The Distances between the Center and the Parallels of Declination may be found by resolving the Triangles made by the Axis BC, the Lines of Declination, and the Hour-lines. For having the Angles at the Equator, and knowing the Declination of the Parallel, if the Parallel shall fall between the Equator and the Center, add the Declination unto the Angle at the Equator: or if it shall fall without the Equator, take the Declination out of the Angel at the Equator, so shall you have the Angle at the Parallel. Then,

• As the Sine of the Angle at the Parallel, to the Co-sine of the Declination:
• So the length of the Axis of the Style, to the Distance between the Center and the Parallel.

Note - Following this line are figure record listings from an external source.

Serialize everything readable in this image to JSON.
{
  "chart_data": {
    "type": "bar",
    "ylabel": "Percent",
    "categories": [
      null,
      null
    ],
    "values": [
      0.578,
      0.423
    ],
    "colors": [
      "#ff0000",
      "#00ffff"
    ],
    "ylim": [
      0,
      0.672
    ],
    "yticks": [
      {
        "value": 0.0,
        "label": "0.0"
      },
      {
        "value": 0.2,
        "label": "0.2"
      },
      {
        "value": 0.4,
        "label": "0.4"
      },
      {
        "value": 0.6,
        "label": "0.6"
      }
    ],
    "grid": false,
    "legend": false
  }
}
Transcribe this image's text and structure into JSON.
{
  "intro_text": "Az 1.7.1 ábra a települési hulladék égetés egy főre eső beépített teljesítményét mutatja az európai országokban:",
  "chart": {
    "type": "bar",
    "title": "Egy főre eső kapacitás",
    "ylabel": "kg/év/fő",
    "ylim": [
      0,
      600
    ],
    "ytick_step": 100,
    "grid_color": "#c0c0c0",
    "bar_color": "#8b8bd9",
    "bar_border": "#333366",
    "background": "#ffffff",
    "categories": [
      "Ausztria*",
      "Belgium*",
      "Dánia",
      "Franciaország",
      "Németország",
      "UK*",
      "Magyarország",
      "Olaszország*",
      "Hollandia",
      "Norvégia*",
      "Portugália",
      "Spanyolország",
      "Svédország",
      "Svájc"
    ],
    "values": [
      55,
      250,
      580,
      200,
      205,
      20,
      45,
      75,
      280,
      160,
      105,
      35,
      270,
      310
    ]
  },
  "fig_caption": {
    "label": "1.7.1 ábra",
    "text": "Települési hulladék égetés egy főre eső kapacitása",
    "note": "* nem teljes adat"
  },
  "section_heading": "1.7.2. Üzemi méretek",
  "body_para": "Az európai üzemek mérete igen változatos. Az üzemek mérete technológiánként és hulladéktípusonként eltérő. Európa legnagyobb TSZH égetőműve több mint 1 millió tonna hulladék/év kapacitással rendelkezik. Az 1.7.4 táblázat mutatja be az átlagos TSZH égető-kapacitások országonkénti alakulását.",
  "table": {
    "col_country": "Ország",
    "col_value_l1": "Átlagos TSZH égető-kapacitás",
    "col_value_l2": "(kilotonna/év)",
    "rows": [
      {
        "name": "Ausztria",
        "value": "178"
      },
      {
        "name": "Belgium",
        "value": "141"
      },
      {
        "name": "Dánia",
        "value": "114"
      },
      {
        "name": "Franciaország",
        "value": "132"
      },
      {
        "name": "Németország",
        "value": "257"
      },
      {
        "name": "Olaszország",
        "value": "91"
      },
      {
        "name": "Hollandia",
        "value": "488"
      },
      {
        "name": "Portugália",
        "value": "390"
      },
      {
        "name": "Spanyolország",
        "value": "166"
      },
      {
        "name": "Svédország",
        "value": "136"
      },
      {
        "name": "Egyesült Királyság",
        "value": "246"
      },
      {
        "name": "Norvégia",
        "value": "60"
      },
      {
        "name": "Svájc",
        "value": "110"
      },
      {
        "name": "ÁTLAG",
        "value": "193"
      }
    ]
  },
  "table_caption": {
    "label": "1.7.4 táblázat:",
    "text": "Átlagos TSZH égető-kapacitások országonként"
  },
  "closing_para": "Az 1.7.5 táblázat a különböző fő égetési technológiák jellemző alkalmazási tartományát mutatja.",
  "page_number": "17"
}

Thus in our Example, the Angle at the Equator belonging to the Hour of 4 after-noon was found to be 51 gr. 30 m. if you would find the distance between the Center and the Equator, extend the Compasses from the Sine of 51 gr. 30 m. unto the Sine of 90 gr. The Complement of the declination, the same extend will reach in the Line of Numbers from 12 unto 15.33, and such is the distance upon the Hour-line of 4 between the Center and the Equator.

If you would find the distance upon this Hour-line between the Center and the inner Tropick, whose Declination is known to be 23 gr. 30 m. add the declination to the Angle at the Equator, so the Angle at the Parallel will be 75 gr. Wherefore extend the Compasses from the Sine of 75 gr. Unto the Sine of 66 gr. 30 m. the Complement of the declination, the same extent will reach in the Line of Numbers from 12 unto 11.40, and such is the length of the Hour-line of 4 between the center and the Tropick of ♑.

If you would find the distance upon this Hour-line between this Center and the Tropick of ♋, which is here farthest from the Center, take the Declination out of the Angle at the Equator, so the Angle at the parallel will be 28 gr. wherefore extend the Compasses from the Sine of 28 unto the Sine of 66 gr. 30 m. the same extent will reach in the Line of Numbers from 12 unto 23.44, and such is the distance between the Center and the Tropick of ♋ upon the Hour-line of 4. The like reason holdeth for all the rest, which may be gathered and set down in a Table.

That done, and the Equator drawn as before, if you would draw the Tropick of ♋, look into the Table, and there finding under the Title C♋ the distance of the Substylar between the center and the parallel of ♋ to be 20 inch. 80 cent. take 20 inch. 80 cent. out of the Line of Inches, and prick them down in the Substylar of your Plane from C unto ♋. Or if either the Center fall without your Plane, or the extent be too large for your Compasses, you may prick down the difference between C♈ and C♋: as here the distance C♈ between the Center and the Equator is 14.57, the distance C♋ 20.80, the difference 6.23. Therefore taking ♈ 6 inch. 23 cent. prick them down on the Substylar from 6 unto C♋, and you shall have the same Intersectuion of the Tropick and the Substylar as before: And the like reason holdeth for pricking down the rest of these Distances on their several Hour-lines.

Then having the Points of Intersection between the Hour-lines and the Parallel, you may joyn them all in a crooked Line, without making of any Angles, the Line so drawn shall be the Tropick required. And after this Manner you may draw any other Parallel of Declination, whereof you have Examples in most of the former Diagrams.